IP is secured - when completing a page an encrypted PDF version is captured and stored on the server.
One nice feature from the suite is the ability to manage experimental request, so a chemist might ask for a binding assay to be done on a compound or the project director can use it for selecting compounds for ADME studies. These request then appear for the relevant scientist to do the study, who can then schedule and prioritise them.
Vortex is a chemically aware data analysis tool that can import files in a variety of formats, it provides depiction and structure based searching, together with property calculations tightly integrated with excellent charting and analysis tools. Whilst there are a number of statitistics and data analysis applications available for MacOSX (see this table) none have any chemical intelligence, in particlular the ability to render chemical structures, the ability to calculate chemical and physiochemical properties based on the structures, and most importantly the ability to search based on chemical structure or sub-structure.
You can then explore the data using a variety of display types ranging from simple scatter plots, bar charts, or histograms right through to complex 3D plots. All plots are interlinked so, highlighting points on one plot automatically highlights the same points in other plots and in the spreadsheet. Scatter plots in 2D or 3D can be annotated with structural depiction, regression lines (linear, EC50 etc), background images, group lines etc.
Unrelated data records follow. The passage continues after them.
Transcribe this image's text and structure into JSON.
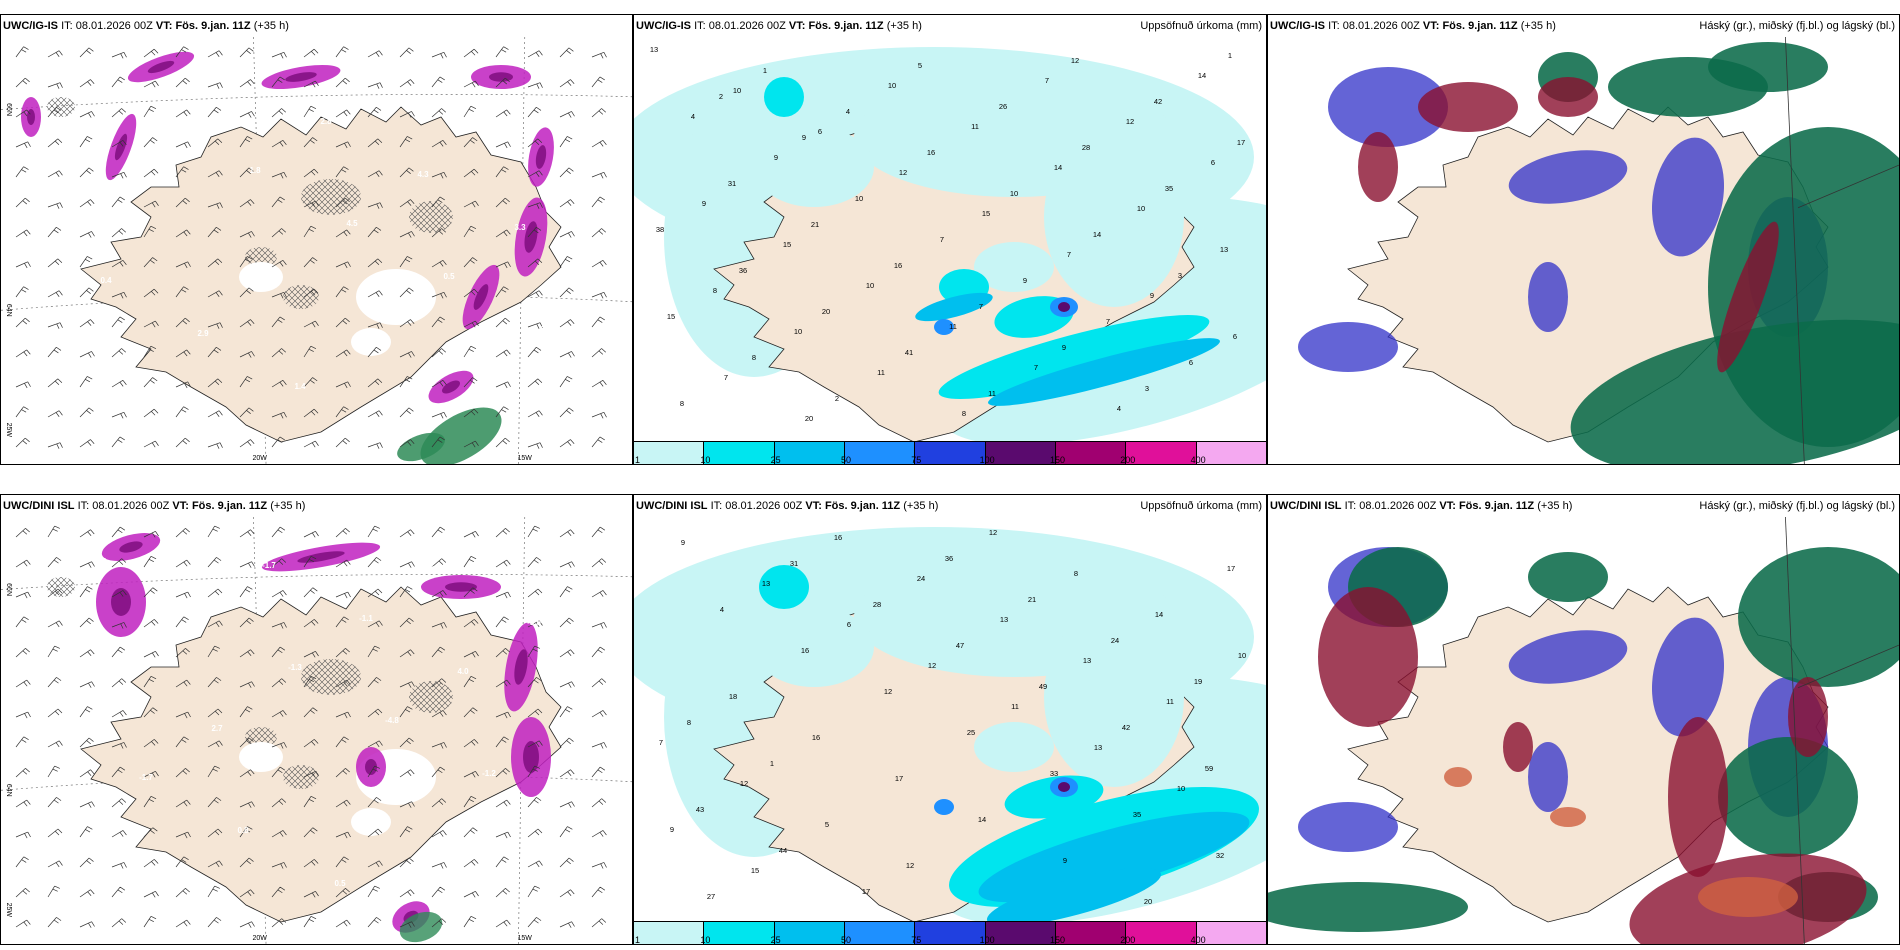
{
  "panels": [
    {
      "id": "p1",
      "model": "UWC/IG-IS",
      "it_label": "IT:",
      "it_value": "08.01.2026 00Z",
      "vt_label": "VT:",
      "vt_value": "Fös. 9.jan. 11Z",
      "lead": "(+35 h)",
      "right_title": "",
      "kind": "wind"
    },
    {
      "id": "p2",
      "model": "UWC/IG-IS",
      "it_label": "IT:",
      "it_value": "08.01.2026 00Z",
      "vt_label": "VT:",
      "vt_value": "Fös. 9.jan. 11Z",
      "lead": "(+35 h)",
      "right_title": "Uppsöfnuð úrkoma (mm)",
      "kind": "precip"
    },
    {
      "id": "p3",
      "model": "UWC/IG-IS",
      "it_label": "IT:",
      "it_value": "08.01.2026 00Z",
      "vt_label": "VT:",
      "vt_value": "Fös. 9.jan. 11Z",
      "lead": "(+35 h)",
      "right_title": "Háský (gr.), miðský (fj.bl.) og lágský (bl.)",
      "kind": "cloud"
    },
    {
      "id": "p4",
      "model": "UWC/DINI ISL",
      "it_label": "IT:",
      "it_value": "08.01.2026 00Z",
      "vt_label": "VT:",
      "vt_value": "Fös. 9.jan. 11Z",
      "lead": "(+35 h)",
      "right_title": "",
      "kind": "wind"
    },
    {
      "id": "p5",
      "model": "UWC/DINI ISL",
      "it_label": "IT:",
      "it_value": "08.01.2026 00Z",
      "vt_label": "VT:",
      "vt_value": "Fös. 9.jan. 11Z",
      "lead": "(+35 h)",
      "right_title": "Uppsöfnuð úrkoma (mm)",
      "kind": "precip"
    },
    {
      "id": "p6",
      "model": "UWC/DINI ISL",
      "it_label": "IT:",
      "it_value": "08.01.2026 00Z",
      "vt_label": "VT:",
      "vt_value": "Fös. 9.jan. 11Z",
      "lead": "(+35 h)",
      "right_title": "Háský (gr.), miðský (fj.bl.) og lágský (bl.)",
      "kind": "cloud"
    }
  ],
  "grid_labels": {
    "lon_20": "20W",
    "lon_15": "15W",
    "lat_66": "66N",
    "lat_64": "64N",
    "lon_25": "25W"
  },
  "colorbar": {
    "labels": [
      "1",
      "10",
      "25",
      "50",
      "75",
      "100",
      "150",
      "200",
      "400"
    ],
    "colors": [
      "#c8f5f5",
      "#00e5ee",
      "#00bfee",
      "#1e90ff",
      "#2040e0",
      "#5a0a6e",
      "#a00070",
      "#e0109a",
      "#f4a8f0"
    ]
  },
  "colors": {
    "land": "#f5e6d6",
    "precip_light": "#c8f5f5",
    "precip_med": "#00e5ee",
    "snow_magenta": "#c020c0",
    "rain_green": "#2e8b57",
    "cloud_high": "#0b6b4a",
    "cloud_mid": "#8a1030",
    "cloud_low": "#3030c8"
  },
  "precip_labels_top": [
    "13",
    "10",
    "6",
    "12",
    "15",
    "7",
    "9",
    "6",
    "7",
    "20",
    "10",
    "11",
    "14",
    "10",
    "13",
    "8",
    "10",
    "11",
    "8",
    "7",
    "12",
    "6",
    "9",
    "15",
    "10",
    "11",
    "7",
    "4",
    "14",
    "4",
    "9",
    "10",
    "7",
    "9",
    "7",
    "6",
    "8",
    "1",
    "4",
    "16",
    "10",
    "14",
    "3",
    "15",
    "8",
    "2",
    "5",
    "26",
    "28",
    "35",
    "38",
    "36",
    "20",
    "41",
    "11",
    "12",
    "42",
    "17",
    "31",
    "21",
    "16",
    "7",
    "9",
    "3",
    "1",
    "2",
    "9"
  ],
  "precip_labels_bottom": [
    "9",
    "13",
    "6",
    "12",
    "11",
    "13",
    "10",
    "9",
    "15",
    "16",
    "24",
    "13",
    "13",
    "11",
    "7",
    "12",
    "5",
    "12",
    "12",
    "8",
    "14",
    "10",
    "18",
    "16",
    "17",
    "14",
    "9",
    "20",
    "17",
    "4",
    "16",
    "12",
    "25",
    "33",
    "35",
    "32",
    "27",
    "31",
    "28",
    "47",
    "49",
    "42",
    "59",
    "43",
    "44",
    "17",
    "36",
    "21",
    "24",
    "19",
    "8",
    "1"
  ],
  "wind_values_top": [
    "2.8",
    "3.0",
    "1.8",
    "4.5",
    "0.5",
    "2.8",
    "4.2",
    "4.0",
    "2.8",
    "4.3",
    "3.3",
    "0.4",
    "2.9",
    "1.4",
    "1.0",
    "3.7"
  ],
  "wind_values_bottom": [
    "1.6",
    "-1.6",
    "-1.3",
    "-4.8",
    "-1.2",
    "-2.6",
    "-1.2",
    "-1.7",
    "-1.1",
    "4.0",
    "-1.5",
    "-1.7",
    "0.8",
    "0.5",
    "2.6",
    "-3.5",
    "1.3",
    "2.7"
  ]
}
Data points can be tagged with colour, labels, size, transparency, symbol and have mouse over events such as display URLs attached. You can also add a grid view of molecules to enable easier comparison of chemical structures. Vortex also supports scripting and Dotmatics provide examples of linking to R for statistical analysis.
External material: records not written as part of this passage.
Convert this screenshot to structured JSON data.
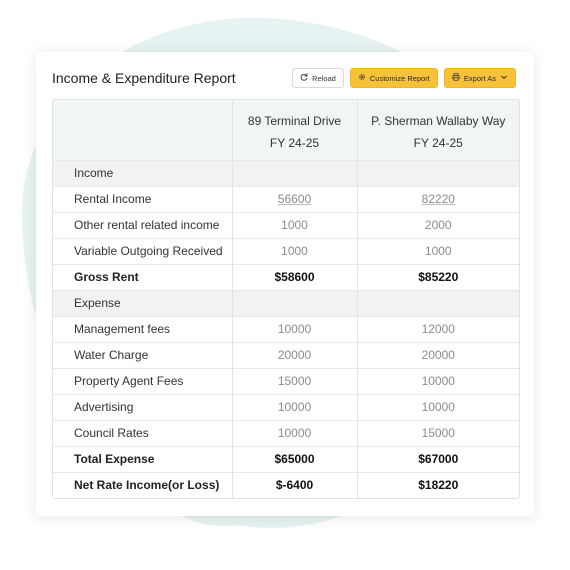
{
  "report": {
    "title": "Income & Expenditure Report"
  },
  "toolbar": {
    "reload_label": "Reload",
    "customize_label": "Customize Report",
    "export_label": "Export As",
    "accent_color": "#f7c23a"
  },
  "columns": [
    {
      "property": "89 Terminal Drive",
      "period": "FY 24-25"
    },
    {
      "property": "P. Sherman Wallaby Way",
      "period": "FY 24-25"
    }
  ],
  "income": {
    "heading": "Income",
    "rows": [
      {
        "label": "Rental Income",
        "values": [
          "56600",
          "82220"
        ]
      },
      {
        "label": "Other rental related income",
        "values": [
          "1000",
          "2000"
        ]
      },
      {
        "label": "Variable Outgoing Received",
        "values": [
          "1000",
          "1000"
        ]
      }
    ],
    "total": {
      "label": "Gross Rent",
      "values": [
        "$58600",
        "$85220"
      ]
    }
  },
  "expense": {
    "heading": "Expense",
    "rows": [
      {
        "label": "Management fees",
        "values": [
          "10000",
          "12000"
        ]
      },
      {
        "label": "Water Charge",
        "values": [
          "20000",
          "20000"
        ]
      },
      {
        "label": "Property Agent Fees",
        "values": [
          "15000",
          "10000"
        ]
      },
      {
        "label": "Advertising",
        "values": [
          "10000",
          "10000"
        ]
      },
      {
        "label": "Council Rates",
        "values": [
          "10000",
          "15000"
        ]
      }
    ],
    "total": {
      "label": "Total Expense",
      "values": [
        "$65000",
        "$67000"
      ]
    }
  },
  "net": {
    "label": "Net Rate Income(or Loss)",
    "values": [
      "$-6400",
      "$18220"
    ],
    "negative_color": "#e04848",
    "positive_color": "#27b14a"
  }
}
There were also presentations from Takeda, Heptares Pharmaceuticals, Arrow Therapeutics and GSK. One of the striking things from these presentations was apparent ease with which the Dotmatics tools were integrated with other vendors databases and with existing in house tools and it seems without much support from the internal IT depts.
I’m sure there some who would prefer a desktop client, but I’ve seen laptops lost/stolen, personal backups fail (if done at all), issues with OS and application updates and problems sharing common data. Once you have more than a handful of people working together a web-based solution is very attractive. In addition from a Mac user viewpoint the Dotmatics solution provides an enterprise quality solution in which all platforms are on an equal standing, and support for iPhone, iPad etc is built in.